Most recently, Haas was a trustee of the Skirball Cultural Center in Los Angeles. Haas also was a member of the Council on Foreign Relations and a member of the advisory boards of the Smithsonian Institution and the Golden Gate National Recreation Area. His former business and civic affiliations include directorships at AT&T and Crocker National Bank and trusteeships at Stanford University and Children's Hospital. He also was president and trustee of the Walter and Elise Haas Fund, chairman of the board and a trustee of the San Francisco Foundation and president of the Rosenberg Foundation.
Outside the office and beyond his civic work, Haas was fond of spending time with his Morgan horses. His favorite was "Tony Vermont," whom he described as "not very pretty, but tough, and a character." He was particularly proud of completing endurance rides, including a two-day, 80-mile trip. He also enjoyed trail rides with the Sonoma County Trail Blazers and the Frontier Boys.
He is survived by his wife, Mimi, and his two stepsons, Ari Lurie and Daniel Lurie. He is also survived by his three children from his marriage to Josephine Baum: Peter Haas, Jr. and wife Joanne, Michael Haas and Margaret Haas; four grandchildren, Jennifer Haas-Dehejia and husband Nikhil, Daniel Haas, Bradley Haas and Nicholas Haas; and one great grandchild, Maya Haas-Dehejia.
The memorial service will be held at Temple Emanu-El at 2 Lake Street in San Francisco on Tuesday, December 6 promptly at 2 p.m.

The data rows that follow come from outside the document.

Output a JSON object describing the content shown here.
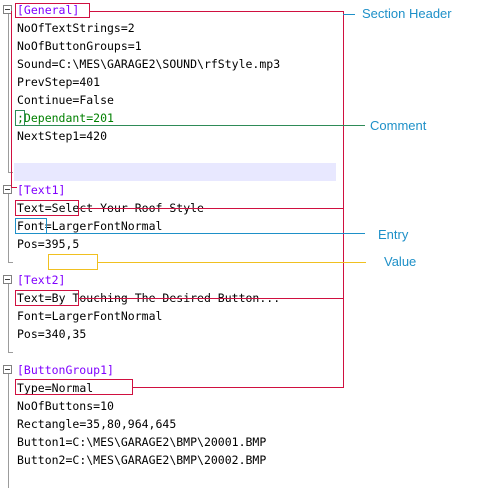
{
  "editor": {
    "lines": [
      {
        "kind": "section",
        "text": "[General]"
      },
      {
        "kind": "entry",
        "key": "NoOfTextStrings",
        "value": "2"
      },
      {
        "kind": "entry",
        "key": "NoOfButtonGroups",
        "value": "1"
      },
      {
        "kind": "entry",
        "key": "Sound",
        "value": "C:\\MES\\GARAGE2\\SOUND\\rfStyle.mp3"
      },
      {
        "kind": "entry",
        "key": "PrevStep",
        "value": "401"
      },
      {
        "kind": "entry",
        "key": "Continue",
        "value": "False"
      },
      {
        "kind": "comment",
        "text": ";Dependant=201"
      },
      {
        "kind": "entry",
        "key": "NextStep1",
        "value": "420"
      },
      {
        "kind": "blank",
        "text": ""
      },
      {
        "kind": "blank",
        "text": ""
      },
      {
        "kind": "section",
        "text": "[Text1]"
      },
      {
        "kind": "entry",
        "key": "Text",
        "value": "Select Your Roof Style"
      },
      {
        "kind": "entry",
        "key": "Font",
        "value": "LargerFontNormal"
      },
      {
        "kind": "entry",
        "key": "Pos",
        "value": "395,5"
      },
      {
        "kind": "blank",
        "text": ""
      },
      {
        "kind": "section",
        "text": "[Text2]"
      },
      {
        "kind": "entry",
        "key": "Text",
        "value": "By Touching The Desired Button..."
      },
      {
        "kind": "entry",
        "key": "Font",
        "value": "LargerFontNormal"
      },
      {
        "kind": "entry",
        "key": "Pos",
        "value": "340,35"
      },
      {
        "kind": "blank",
        "text": ""
      },
      {
        "kind": "section",
        "text": "[ButtonGroup1]"
      },
      {
        "kind": "entry",
        "key": "Type",
        "value": "Normal"
      },
      {
        "kind": "entry",
        "key": "NoOfButtons",
        "value": "10"
      },
      {
        "kind": "entry",
        "key": "Rectangle",
        "value": "35,80,964,645"
      },
      {
        "kind": "entry",
        "key": "Button1",
        "value": "C:\\MES\\GARAGE2\\BMP\\20001.BMP"
      },
      {
        "kind": "entry",
        "key": "Button2",
        "value": "C:\\MES\\GARAGE2\\BMP\\20002.BMP"
      }
    ]
  },
  "annotations": {
    "section_header": "Section Header",
    "comment": "Comment",
    "entry": "Entry",
    "value": "Value"
  },
  "colors": {
    "section": "#8000ff",
    "comment": "#008000",
    "section_callout": "#d01040",
    "comment_callout": "#2e8b57",
    "entry_callout": "#1e90c8",
    "value_callout": "#f0c020",
    "label": "#1e90c8"
  }
}
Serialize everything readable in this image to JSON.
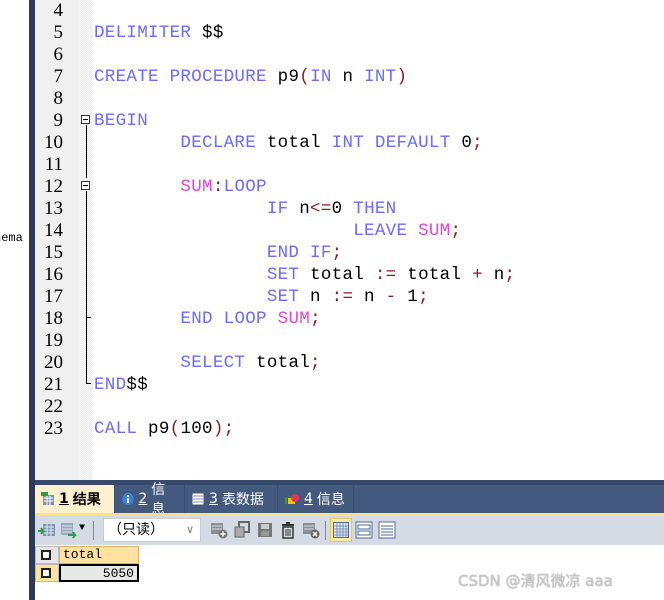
{
  "left_pane": {
    "schema_label": "nema"
  },
  "editor": {
    "lines": [
      {
        "num": "4",
        "tokens": []
      },
      {
        "num": "5",
        "tokens": [
          {
            "t": "DELIMITER",
            "c": "kw"
          },
          {
            "t": " $$",
            "c": ""
          }
        ]
      },
      {
        "num": "6",
        "tokens": []
      },
      {
        "num": "7",
        "tokens": [
          {
            "t": "CREATE",
            "c": "kw"
          },
          {
            "t": " ",
            "c": ""
          },
          {
            "t": "PROCEDURE",
            "c": "kw"
          },
          {
            "t": " p9",
            "c": ""
          },
          {
            "t": "(",
            "c": "op"
          },
          {
            "t": "IN",
            "c": "kw"
          },
          {
            "t": " n ",
            "c": ""
          },
          {
            "t": "INT",
            "c": "kw"
          },
          {
            "t": ")",
            "c": "op"
          }
        ]
      },
      {
        "num": "8",
        "tokens": []
      },
      {
        "num": "9",
        "tokens": [
          {
            "t": "BEGIN",
            "c": "kw"
          }
        ]
      },
      {
        "num": "10",
        "tokens": [
          {
            "t": "\t\t",
            "c": ""
          },
          {
            "t": "DECLARE",
            "c": "kw"
          },
          {
            "t": " total ",
            "c": ""
          },
          {
            "t": "INT",
            "c": "kw"
          },
          {
            "t": " ",
            "c": ""
          },
          {
            "t": "DEFAULT",
            "c": "kw"
          },
          {
            "t": " 0",
            "c": ""
          },
          {
            "t": ";",
            "c": "op"
          }
        ]
      },
      {
        "num": "11",
        "tokens": []
      },
      {
        "num": "12",
        "tokens": [
          {
            "t": "\t\t",
            "c": ""
          },
          {
            "t": "SUM",
            "c": "lbl"
          },
          {
            "t": ":",
            "c": "op"
          },
          {
            "t": "LOOP",
            "c": "kw"
          }
        ]
      },
      {
        "num": "13",
        "tokens": [
          {
            "t": "\t\t\t\t",
            "c": ""
          },
          {
            "t": "IF",
            "c": "kw"
          },
          {
            "t": " n",
            "c": ""
          },
          {
            "t": "<=",
            "c": "op"
          },
          {
            "t": "0 ",
            "c": ""
          },
          {
            "t": "THEN",
            "c": "kw"
          }
        ]
      },
      {
        "num": "14",
        "tokens": [
          {
            "t": "\t\t\t\t\t\t",
            "c": ""
          },
          {
            "t": "LEAVE",
            "c": "kw"
          },
          {
            "t": " ",
            "c": ""
          },
          {
            "t": "SUM",
            "c": "lbl"
          },
          {
            "t": ";",
            "c": "op"
          }
        ]
      },
      {
        "num": "15",
        "tokens": [
          {
            "t": "\t\t\t\t",
            "c": ""
          },
          {
            "t": "END",
            "c": "kw"
          },
          {
            "t": " ",
            "c": ""
          },
          {
            "t": "IF",
            "c": "kw"
          },
          {
            "t": ";",
            "c": "op"
          }
        ]
      },
      {
        "num": "16",
        "tokens": [
          {
            "t": "\t\t\t\t",
            "c": ""
          },
          {
            "t": "SET",
            "c": "kw"
          },
          {
            "t": " total ",
            "c": ""
          },
          {
            "t": ":=",
            "c": "op"
          },
          {
            "t": " total ",
            "c": ""
          },
          {
            "t": "+",
            "c": "op"
          },
          {
            "t": " n",
            "c": ""
          },
          {
            "t": ";",
            "c": "op"
          }
        ]
      },
      {
        "num": "17",
        "tokens": [
          {
            "t": "\t\t\t\t",
            "c": ""
          },
          {
            "t": "SET",
            "c": "kw"
          },
          {
            "t": " n ",
            "c": ""
          },
          {
            "t": ":=",
            "c": "op"
          },
          {
            "t": " n ",
            "c": ""
          },
          {
            "t": "-",
            "c": "op"
          },
          {
            "t": " 1",
            "c": ""
          },
          {
            "t": ";",
            "c": "op"
          }
        ]
      },
      {
        "num": "18",
        "tokens": [
          {
            "t": "\t\t",
            "c": ""
          },
          {
            "t": "END",
            "c": "kw"
          },
          {
            "t": " ",
            "c": ""
          },
          {
            "t": "LOOP",
            "c": "kw"
          },
          {
            "t": " ",
            "c": ""
          },
          {
            "t": "SUM",
            "c": "lbl"
          },
          {
            "t": ";",
            "c": "op"
          }
        ]
      },
      {
        "num": "19",
        "tokens": []
      },
      {
        "num": "20",
        "tokens": [
          {
            "t": "\t\t",
            "c": ""
          },
          {
            "t": "SELECT",
            "c": "kw"
          },
          {
            "t": " total",
            "c": ""
          },
          {
            "t": ";",
            "c": "op"
          }
        ]
      },
      {
        "num": "21",
        "tokens": [
          {
            "t": "END",
            "c": "kw"
          },
          {
            "t": "$$",
            "c": ""
          }
        ]
      },
      {
        "num": "22",
        "tokens": []
      },
      {
        "num": "23",
        "tokens": [
          {
            "t": "CALL",
            "c": "kw"
          },
          {
            "t": " p9",
            "c": ""
          },
          {
            "t": "(",
            "c": "op"
          },
          {
            "t": "100",
            "c": ""
          },
          {
            "t": ")",
            "c": "op"
          },
          {
            "t": ";",
            "c": "op"
          }
        ]
      }
    ]
  },
  "result_tabs": [
    {
      "num": "1",
      "label": "结果",
      "icon": "result-grid-icon",
      "active": true
    },
    {
      "num": "2",
      "label": "信息",
      "icon": "info-icon",
      "active": false
    },
    {
      "num": "3",
      "label": "表数据",
      "icon": "table-data-icon",
      "active": false
    },
    {
      "num": "4",
      "label": "信息",
      "icon": "info-shapes-icon",
      "active": false
    }
  ],
  "toolbar": {
    "mode_select_value": "（只读）",
    "icons": [
      "export-grid-icon",
      "import-grid-icon",
      "add-row-icon",
      "copy-row-icon",
      "save-icon",
      "delete-icon",
      "cancel-icon",
      "grid-view-icon",
      "form-view-icon",
      "text-view-icon"
    ]
  },
  "result_grid": {
    "columns": [
      "total"
    ],
    "rows": [
      [
        "5050"
      ]
    ]
  },
  "watermark": "CSDN @清风微凉 aaa",
  "colors": {
    "keyword": "#6b6bff",
    "label": "#e044d8",
    "operator": "#8b1a1a",
    "tabbar": "#435a7e",
    "active_tab": "#fff1cf",
    "toolbar": "#d5dbe5"
  }
}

Interment will be private.
In lieu of flowers, the family requests that any donations be made in Peter Haas' memory to:
The Athletic Study Center The UC Berkeley Foundation University Relations 2080 Addison Street Berkeley, CA 94720-4200; The Child Care Facilities Fund of the Low Income Invest Fund 100 Pine Street, Suite 1800 San Francisco, CA 94111; or The San Francisco Museum of Modern Art 151 Third Street San Francisco, CA 94103.